Ortamdaki sessizliği bozan Hoseok'du.
"Nereye gidiyordu?"
"Senin yanına geliyordu Taehyung.Seni çok özlediğini söyleyip duruyordu."
Hobi'nin cümlelerini bitirmesiyle içeriye doktor girdi.Şimdi tüm gözler ondaydı.
"Hastamız Park Jimin.Saat 12 civarlarında trafik kurallarına uymayan araba tarafından hasar aldı.Kendisini Güney Kore'nin ünlü idollerinden olduğu için v.i.p odaya aldık çünkü daha konforlu bir yerde hemen iyileşmesini istiyoruz.Durumu buraya getirildiğinden daha iyi. En fazla hasar sağ kolundan.Tüm vücuda bakarsak sağ ayağıda biraz zedelenmiş.Başka bir hasar yok. Ucuz atlatmış.Ama dinlenmeye ihtiyacı olduğu için akşama kadar uyutacağız."
Deyip Jimin'in koluna bağlı seruma biraz daha ilaç enjekte etti.Doktor odadan çıkınca herkes birazda olsa rahatlamıştı.

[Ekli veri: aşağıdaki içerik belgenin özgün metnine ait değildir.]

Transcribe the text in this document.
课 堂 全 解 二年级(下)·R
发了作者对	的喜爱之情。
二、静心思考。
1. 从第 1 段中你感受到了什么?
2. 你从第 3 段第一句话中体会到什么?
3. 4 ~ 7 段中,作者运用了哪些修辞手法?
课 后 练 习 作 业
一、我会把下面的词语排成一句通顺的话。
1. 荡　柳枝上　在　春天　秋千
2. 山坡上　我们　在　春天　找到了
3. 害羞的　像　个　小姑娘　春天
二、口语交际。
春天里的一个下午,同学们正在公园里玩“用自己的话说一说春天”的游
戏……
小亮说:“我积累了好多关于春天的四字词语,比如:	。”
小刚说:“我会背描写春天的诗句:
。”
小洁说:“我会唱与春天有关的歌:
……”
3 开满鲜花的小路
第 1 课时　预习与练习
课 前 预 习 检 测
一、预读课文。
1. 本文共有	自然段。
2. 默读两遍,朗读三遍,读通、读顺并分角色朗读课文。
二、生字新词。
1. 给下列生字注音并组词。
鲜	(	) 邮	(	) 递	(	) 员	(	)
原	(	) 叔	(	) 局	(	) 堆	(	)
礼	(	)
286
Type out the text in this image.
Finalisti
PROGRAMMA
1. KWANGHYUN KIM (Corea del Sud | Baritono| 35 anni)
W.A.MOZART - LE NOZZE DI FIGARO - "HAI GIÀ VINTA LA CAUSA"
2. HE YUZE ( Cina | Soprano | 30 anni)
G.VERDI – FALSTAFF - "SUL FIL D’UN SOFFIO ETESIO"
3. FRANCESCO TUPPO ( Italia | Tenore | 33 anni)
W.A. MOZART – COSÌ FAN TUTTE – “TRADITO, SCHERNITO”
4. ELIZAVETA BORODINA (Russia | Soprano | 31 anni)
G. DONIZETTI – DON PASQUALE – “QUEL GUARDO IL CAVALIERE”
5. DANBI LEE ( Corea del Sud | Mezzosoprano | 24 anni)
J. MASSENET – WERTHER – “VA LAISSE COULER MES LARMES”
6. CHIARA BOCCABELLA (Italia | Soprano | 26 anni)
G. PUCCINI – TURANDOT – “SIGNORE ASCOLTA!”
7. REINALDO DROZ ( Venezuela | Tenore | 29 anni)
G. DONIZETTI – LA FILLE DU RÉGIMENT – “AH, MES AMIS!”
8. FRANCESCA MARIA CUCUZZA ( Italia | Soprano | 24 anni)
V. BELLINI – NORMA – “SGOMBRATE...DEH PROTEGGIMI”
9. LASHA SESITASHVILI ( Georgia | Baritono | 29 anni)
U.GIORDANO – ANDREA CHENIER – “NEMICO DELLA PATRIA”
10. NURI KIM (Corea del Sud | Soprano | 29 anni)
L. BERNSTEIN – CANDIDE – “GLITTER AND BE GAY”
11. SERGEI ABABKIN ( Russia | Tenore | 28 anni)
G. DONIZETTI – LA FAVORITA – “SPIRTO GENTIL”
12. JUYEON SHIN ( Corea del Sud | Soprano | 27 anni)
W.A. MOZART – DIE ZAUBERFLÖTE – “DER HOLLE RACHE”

Çok geçmeden Jungkook ve Yoongi hastaneden ayrılmıştı.Hava iyice kararınca Hoseokda oradan ayrıldı.Şimdi sadece ikisi kalmıştı.Taehyung sevgilisi burada dururken siyah koltukta yatmak istemedi.Zaten yatak yeterince büyüktü ve Jiminde iri değildi. Sağ kol ve sağ bileğinin hasarlı olduğunu hatırlayıp soluna yattı sevgilisinin.Yatakta küçülüp ilk önce saçlarını kokladı.Sonra başını kalbinin hizasına getirdi.Kafasını göğsüne koyup kalp atışlarını dinledi.Sanki o yanına yatınca hızlanmış gibiydi.Kafasını göğsünden kaldırıp tekrar yastığa koydu.Tüm geceyi onu izleyerek geçirmek istiyordu.Yatağın yanındaki konsolun üstünden ışık kumandasını tüm ışıkları kapattı. Sonra yanlarındaki küçük gece lambasını açtı.Yandan vuran ışıkla ikisininde yüzü kusursuz gözüküyordu.Ama Taehyung'a göre Jimin daha yakışıklıydı, güzeldi.Jimin'e görede Taehyung.
"Seni seviyorum
küçük ChimChim."Diye fısıldadı.
"Seni seviyorum
Taetae."Taehyung onun uyuduğunu düşünüyordu ama pek takmadı.
Daha sonra bir çiçeğin sapı ve başı gibi olan,birbirlerini tamamlayan ikili huzurlu bir uyukuya daldı.